Suffolk County Sheriff Errol Toulon Jr., right, is sworn in...

Suffolk County Sheriff Errol Toulon Jr., right, is sworn in for his second term by New York Attorney General Letitia James, center, during a ceremony at the Van Nostrand Theatre at Suffolk Community College in Brentwood on Friday. Credit: Newsday/John Paraskevas

Space in the Yaphank Correctional Facility will be used to expand a program that helps find jobs and homes for inmates after their release while doubling as a first-of-its-kind intelligence network where officials can share information with leaders of other jails, Suffolk County Sheriff Errol Toulon. Jr. announced Friday as he was sworn into office for his second term.

Toulon, the county's 67th sheriff, also announced plans to form a pair of task forces focusing on mental health and substance abuse among inmates and the community at large. Statistics show that 60% of the state's inmates have been diagnosed with mental health issues.

"There is both a drug and mental health epidemic on Long Island and I want to do all I can to help solve it," Toulon said during his inaugural address in Brentwood. "In the coming months, I will be creating a robust mental health initiative to try to expand access to services, drug and rehabilitation programs inside and outside of the jail to help put an end to this tragic cycle."

The task forces, Toulon said in a Newsday interview, would be comprised of community leaders, academics and family members who have struggled with these issues personally.

Toulon's inaugural, delayed from a December date because of the omicron variant, was filled with traditional political pomp and circumstance.

The event featured performances from the Police Department's Emerald Society Pipe Band and vocalist Paige Patterson and speeches from Senate Majority Leader Chuck Schumer (D-N.Y.), former Rep. Peter King (R-Seaford), a video by former NYPD Commissioner William Bratton and the oath of office delivered by State Attorney General Letitia James.
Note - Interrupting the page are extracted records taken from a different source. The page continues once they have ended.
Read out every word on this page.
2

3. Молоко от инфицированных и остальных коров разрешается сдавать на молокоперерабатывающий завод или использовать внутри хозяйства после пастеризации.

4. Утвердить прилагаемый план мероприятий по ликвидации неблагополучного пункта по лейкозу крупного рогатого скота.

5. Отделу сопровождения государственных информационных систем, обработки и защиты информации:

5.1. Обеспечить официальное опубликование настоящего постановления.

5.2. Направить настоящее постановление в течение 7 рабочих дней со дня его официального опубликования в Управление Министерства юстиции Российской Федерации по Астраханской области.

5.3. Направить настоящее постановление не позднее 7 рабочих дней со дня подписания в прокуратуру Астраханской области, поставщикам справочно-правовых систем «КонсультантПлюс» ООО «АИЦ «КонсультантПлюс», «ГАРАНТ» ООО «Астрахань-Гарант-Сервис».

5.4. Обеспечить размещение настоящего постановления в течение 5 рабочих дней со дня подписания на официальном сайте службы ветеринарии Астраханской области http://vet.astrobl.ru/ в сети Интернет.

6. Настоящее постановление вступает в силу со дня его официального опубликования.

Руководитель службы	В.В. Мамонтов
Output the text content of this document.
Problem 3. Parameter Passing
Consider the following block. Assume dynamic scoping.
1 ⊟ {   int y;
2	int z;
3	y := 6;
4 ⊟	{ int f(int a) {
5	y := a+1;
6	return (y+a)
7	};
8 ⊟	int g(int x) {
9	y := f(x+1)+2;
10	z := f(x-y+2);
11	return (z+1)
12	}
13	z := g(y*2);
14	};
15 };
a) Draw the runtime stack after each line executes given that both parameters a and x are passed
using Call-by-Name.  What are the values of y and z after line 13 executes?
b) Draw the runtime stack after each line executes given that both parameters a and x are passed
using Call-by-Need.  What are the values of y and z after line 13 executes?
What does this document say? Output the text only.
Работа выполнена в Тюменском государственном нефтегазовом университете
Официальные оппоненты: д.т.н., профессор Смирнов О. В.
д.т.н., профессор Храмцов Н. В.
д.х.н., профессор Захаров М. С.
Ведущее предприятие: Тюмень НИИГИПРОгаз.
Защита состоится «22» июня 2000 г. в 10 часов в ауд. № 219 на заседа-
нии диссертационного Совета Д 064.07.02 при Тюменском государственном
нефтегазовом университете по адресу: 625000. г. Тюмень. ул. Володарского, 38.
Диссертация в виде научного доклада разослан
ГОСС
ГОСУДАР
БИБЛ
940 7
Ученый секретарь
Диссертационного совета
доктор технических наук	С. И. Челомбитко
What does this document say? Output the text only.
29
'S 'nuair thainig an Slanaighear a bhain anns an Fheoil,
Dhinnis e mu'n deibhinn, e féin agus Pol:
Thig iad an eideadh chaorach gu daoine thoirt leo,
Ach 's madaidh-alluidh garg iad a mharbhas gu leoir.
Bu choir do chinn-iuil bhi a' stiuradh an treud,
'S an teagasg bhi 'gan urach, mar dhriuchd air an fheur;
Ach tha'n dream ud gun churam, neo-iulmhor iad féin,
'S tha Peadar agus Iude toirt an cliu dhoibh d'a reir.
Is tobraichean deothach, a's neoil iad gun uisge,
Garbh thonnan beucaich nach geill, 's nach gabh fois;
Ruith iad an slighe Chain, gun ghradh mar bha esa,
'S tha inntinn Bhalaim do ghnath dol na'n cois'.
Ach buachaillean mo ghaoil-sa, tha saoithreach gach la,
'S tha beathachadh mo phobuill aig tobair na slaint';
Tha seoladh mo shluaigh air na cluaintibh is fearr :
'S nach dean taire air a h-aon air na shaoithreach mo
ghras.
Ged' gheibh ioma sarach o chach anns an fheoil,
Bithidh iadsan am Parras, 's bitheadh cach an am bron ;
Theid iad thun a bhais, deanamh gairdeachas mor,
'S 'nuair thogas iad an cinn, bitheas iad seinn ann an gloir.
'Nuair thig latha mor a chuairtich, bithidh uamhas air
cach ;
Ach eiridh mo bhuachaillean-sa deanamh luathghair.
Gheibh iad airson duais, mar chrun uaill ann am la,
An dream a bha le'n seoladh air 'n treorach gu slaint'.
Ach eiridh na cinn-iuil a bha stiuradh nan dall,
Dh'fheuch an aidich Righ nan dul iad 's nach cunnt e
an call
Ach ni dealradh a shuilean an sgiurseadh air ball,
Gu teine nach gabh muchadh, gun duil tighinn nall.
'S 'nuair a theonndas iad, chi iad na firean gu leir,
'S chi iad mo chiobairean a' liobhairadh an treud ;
"Sheriff Toulon is a public servant who sees the flaws in our system and finds new ways to disrupt and fix them," James said. "Sheriff Toulon is a public servant who sees people traveling from flawed paths and finds new ways to disrupt those journeys and fix those lives."

Toulon, a South Bronx native, spent much of his career supervising Rikers Island units and later serving as deputy commissioner of operations for the City Department of Corrections. Before his election as sheriff in 2017, Toulon, a Democrat, served as Suffolk's assistant deputy county executive for public safety.

During the first half of his first term, Toulon focused on rehabilitation and reentry programs, gangs, human trafficking and visiting with area students before the focus shifted to the pandemic and absorbing changes to bail laws.

With capital funding approved by the county legislature, Toulon plans to expand the Sheriff's Transition and Reentry Team [START] program that provides individuals exiting the Yaphank or Riverhead jails, along with inmates returning to Suffolk from state prison, with the resources to restart their lives.

The program, which has operated in a trailer since February 2020, has assisted more than 500 former inmates to find jobs, homes, obtain workforce skills and link them with mental health and substance abuse resources, he said. Participants in the program, Toulon said, have a 12% recidivism rate compared to the national average of 30%.

"The office is on the cutting edge in developing rehabilitation programs for those who are incarcerated here in Suffolk County," said Toulon, noting that 85% of Suffolk inmates return to their community. "We will continue to change the paradigm of jails and the criminal justice system, not only here in Suffolk County but throughout the nation."

Tracey Edwards, Long Island's regional director of the NAACP, said when incarceration is used as a response to social ills, families and communities suffer.

"Sheriff Toulon understands it's not about incarceration only," Edwards said. "It's about appropriate preparation to those incarcerated to come home to their community and to be productive so they can care for their families. Once you pay your debt you need to move forward from tribulations to restoration."

Toulon, who serves on the Intelligence Committee for Major County Sheriff's of America, said his office will be seeking funding to create the "In Custody Intelligence Network" to share information with correctional officials across the state and potentially throughout the East Coast, including New Jersey, Connecticut, Pennsylvania and Delaware.

King, who will help advise the network, praised Toulon's independence and perseverance.

"You cannot ask for a stronger person in law enforcement than Errol Toulon," King said. " … He is really a renaissance sheriff who gets it all done."